NeuralBench: A Unifying Framework to Benchmark NeuroAI Models
This framework addresses the need for standardized evaluation in neuroimaging AI, enabling fair comparisons and identifying bottlenecks for the research community.
NeuralBench provides a unified framework for benchmarking AI models of brain activity, releasing NeuralBench-EEG v1.0 with 36 EEG tasks and 14 architectures across 94 datasets. Key findings show foundation models only marginally outperform task-specific models, and many tasks remain highly challenging.

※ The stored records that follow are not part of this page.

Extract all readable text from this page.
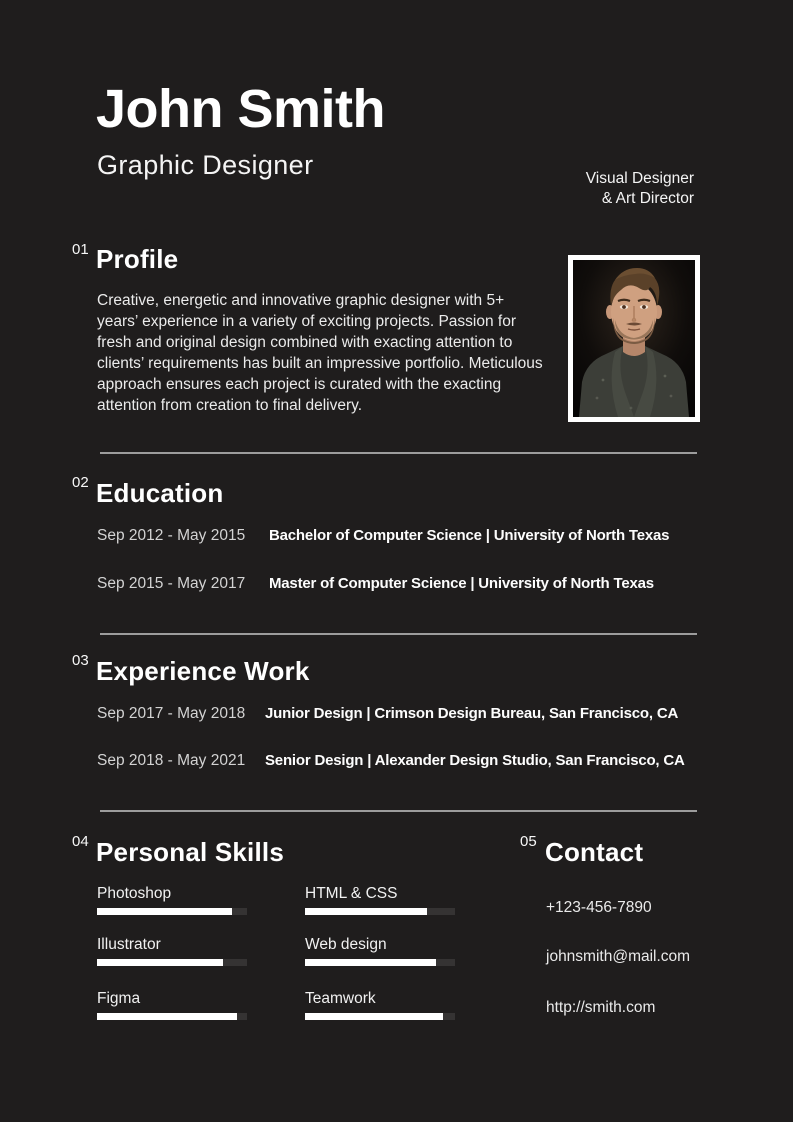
John Smith
Graphic Designer	Visual Designer
& Art Director
01 Profile

Creative, energetic and innovative graphic designer with 5+ years’ experience in a variety of exciting projects. Passion for fresh and original design combined with exacting attention to clients’ requirements has built an impressive portfolio. Meticulous approach ensures each project is curated with the exacting attention from creation to final delivery.

02 Education
Sep 2012 - May 2015 Bachelor of Computer Science | University of North Texas
Sep 2015 - May 2017 Master of Computer Science | University of North Texas
03 Experience Work
Sep 2017 - May 2018 Junior Design | Crimson Design Bureau, San Francisco, CA
Sep 2018 - May 2021 Senior Design | Alexander Design Studio, San Francisco, CA
04 Personal Skills
Photoshop
Illustrator
Figma
HTML & CSS
Web design
Teamwork
05 Contact
+123-456-7890
johnsmith@mail.com
http://smith.com
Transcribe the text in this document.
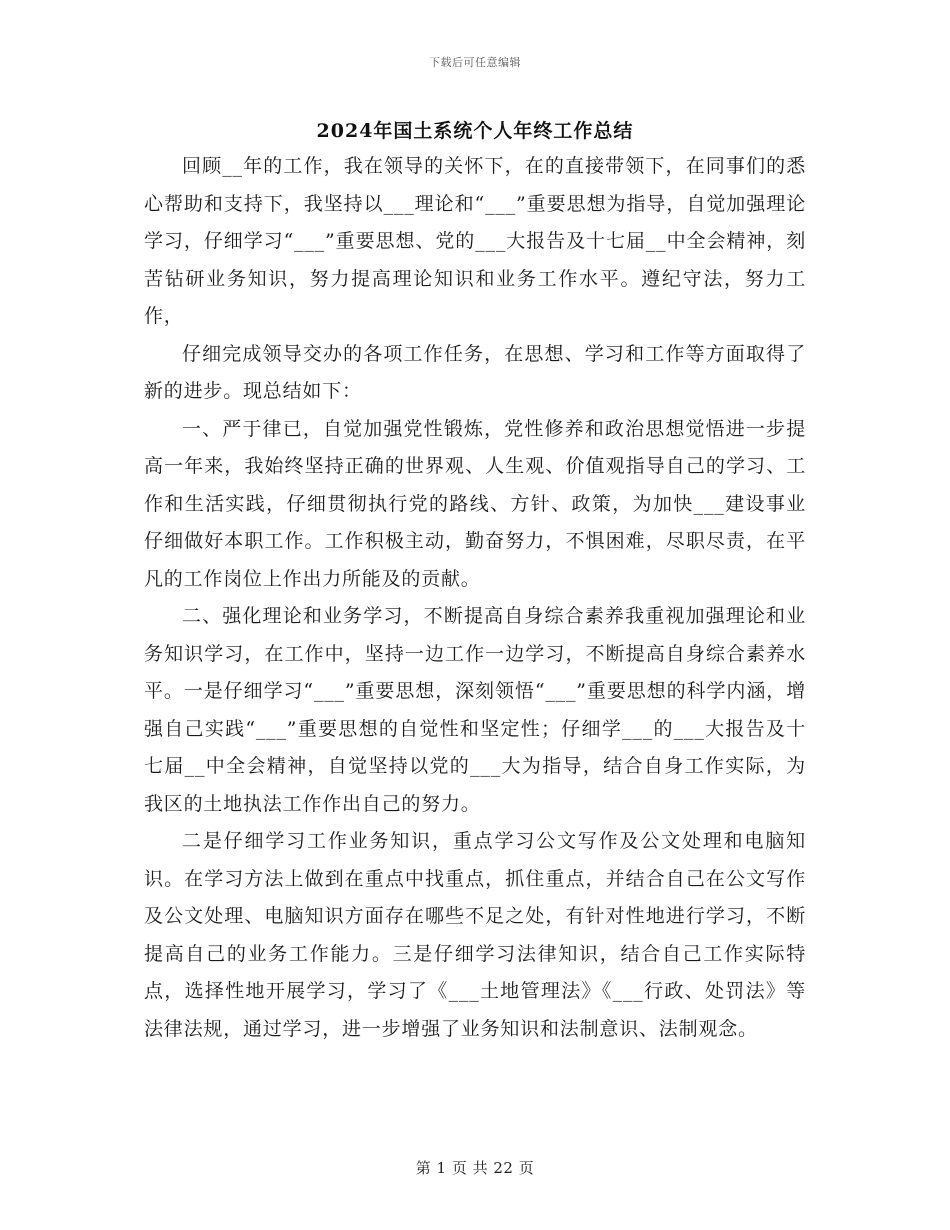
下载后可任意编辑
2024年国土系统个人年终工作总结

回顾__年的工作，我在领导的关怀下，在的直接带领下，在同事们的悉心帮助和支持下，我坚持以___理论和“___”重要思想为指导，自觉加强理论学习，仔细学习“___”重要思想、党的___大报告及十七届__中全会精神，刻苦钻研业务知识，努力提高理论知识和业务工作水平。遵纪守法，努力工作，

仔细完成领导交办的各项工作任务，在思想、学习和工作等方面取得了新的进步。现总结如下：

一、严于律已，自觉加强党性锻炼，党性修养和政治思想觉悟进一步提高一年来，我始终坚持正确的世界观、人生观、价值观指导自己的学习、工作和生活实践，仔细贯彻执行党的路线、方针、政策，为加快___建设事业仔细做好本职工作。工作积极主动，勤奋努力，不惧困难，尽职尽责，在平凡的工作岗位上作出力所能及的贡献。

二、强化理论和业务学习，不断提高自身综合素养我重视加强理论和业务知识学习，在工作中，坚持一边工作一边学习，不断提高自身综合素养水平。一是仔细学习“___”重要思想，深刻领悟“___”重要思想的科学内涵，增强自己实践“___”重要思想的自觉性和坚定性；仔细学___的___大报告及十七届__中全会精神，自觉坚持以党的___大为指导，结合自身工作实际，为我区的土地执法工作作出自己的努力。

二是仔细学习工作业务知识，重点学习公文写作及公文处理和电脑知识。在学习方法上做到在重点中找重点，抓住重点，并结合自己在公文写作及公文处理、电脑知识方面存在哪些不足之处，有针对性地进行学习，不断提高自己的业务工作能力。三是仔细学习法律知识，结合自己工作实际特点，选择性地开展学习，学习了《___土地管理法》《___行政、处罚法》等法律法规，通过学习，进一步增强了业务知识和法制意识、法制观念。

第 1 页 共 22 页
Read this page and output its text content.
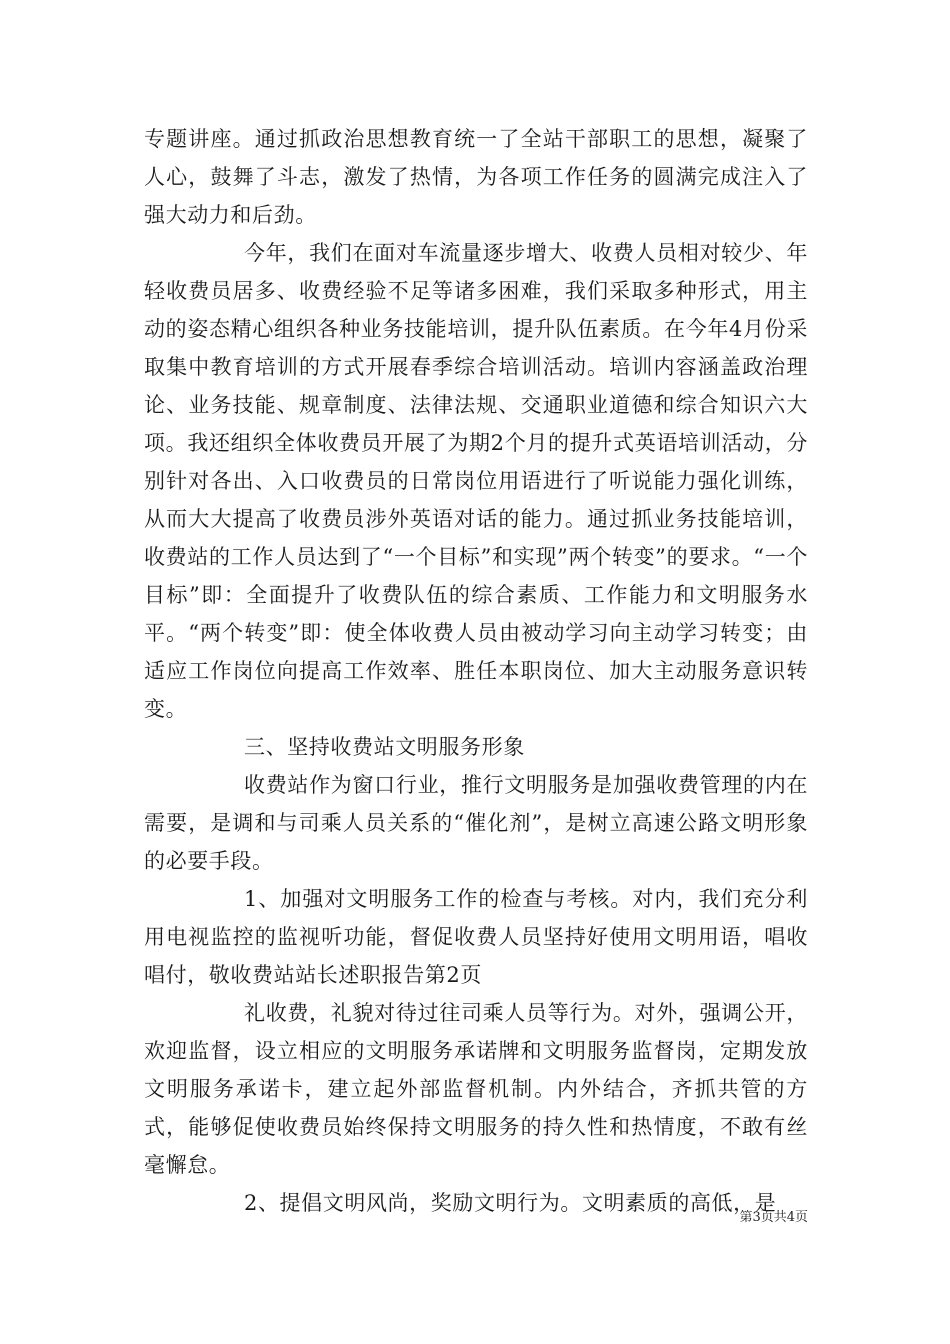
专题讲座。通过抓政治思想教育统一了全站干部职工的思想，凝聚了人心，鼓舞了斗志，激发了热情，为各项工作任务的圆满完成注入了强大动力和后劲。

今年，我们在面对车流量逐步增大、收费人员相对较少、年轻收费员居多、收费经验不足等诸多困难，我们采取多种形式，用主动的姿态精心组织各种业务技能培训，提升队伍素质。在今年4月份采取集中教育培训的方式开展春季综合培训活动。培训内容涵盖政治理论、业务技能、规章制度、法律法规、交通职业道德和综合知识六大项。我还组织全体收费员开展了为期2个月的提升式英语培训活动，分别针对各出、入口收费员的日常岗位用语进行了听说能力强化训练，从而大大提高了收费员涉外英语对话的能力。通过抓业务技能培训，收费站的工作人员达到了“一个目标”和实现”两个转变”的要求。“一个目标”即：全面提升了收费队伍的综合素质、工作能力和文明服务水平。“两个转变”即：使全体收费人员由被动学习向主动学习转变；由适应工作岗位向提高工作效率、胜任本职岗位、加大主动服务意识转变。

三、坚持收费站文明服务形象

收费站作为窗口行业，推行文明服务是加强收费管理的内在需要，是调和与司乘人员关系的“催化剂”，是树立高速公路文明形象的必要手段。

1、加强对文明服务工作的检查与考核。对内，我们充分利用电视监控的监视听功能，督促收费人员坚持好使用文明用语，唱收唱付，敬收费站站长述职报告第2页

礼收费，礼貌对待过往司乘人员等行为。对外，强调公开，欢迎监督，设立相应的文明服务承诺牌和文明服务监督岗，定期发放文明服务承诺卡，建立起外部监督机制。内外结合，齐抓共管的方式，能够促使收费员始终保持文明服务的持久性和热情度，不敢有丝毫懈怠。

2、提倡文明风尚，奖励文明行为。文明素质的高低，是

第3页共4页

Deep learning and large public datasets have recently catalyzed the proliferation of AI models for processing brain recordings. However, systematically evaluating these models remains a challenge: not only do the preprocessing pipelines, training and finetuning approaches largely vary across studies, but their downstream evaluation is often limited to small sets of tasks and/or datasets. Here, we present NeuralBench: a unified framework for benchmarking AI models of brain activity. We accompany this framework with NeuralBench-EEG v1.0 -- a large EEG benchmark that includes 36 electroencephalography (EEG) tasks and 14 deep learning architectures, and is evaluated on 94 datasets accessed through a standardized interface. This first EEG-focused release already highlights two main findings. First, current foundation models only marginally outperform task-specific models. Second, a large set of tasks (e.g. cognitive decoding, clinical predictions) remain highly challenging, even for the best models. Critically, NeuralBench is designed for the integration of new tasks, datasets, models, and neuroimaging modalities, as illustrated by preliminary extensions to MEG and fMRI datasets and models. Through this white paper, we invite the community to expand this open-source framework and work together toward a unified benchmarking standard for neuroimaging models.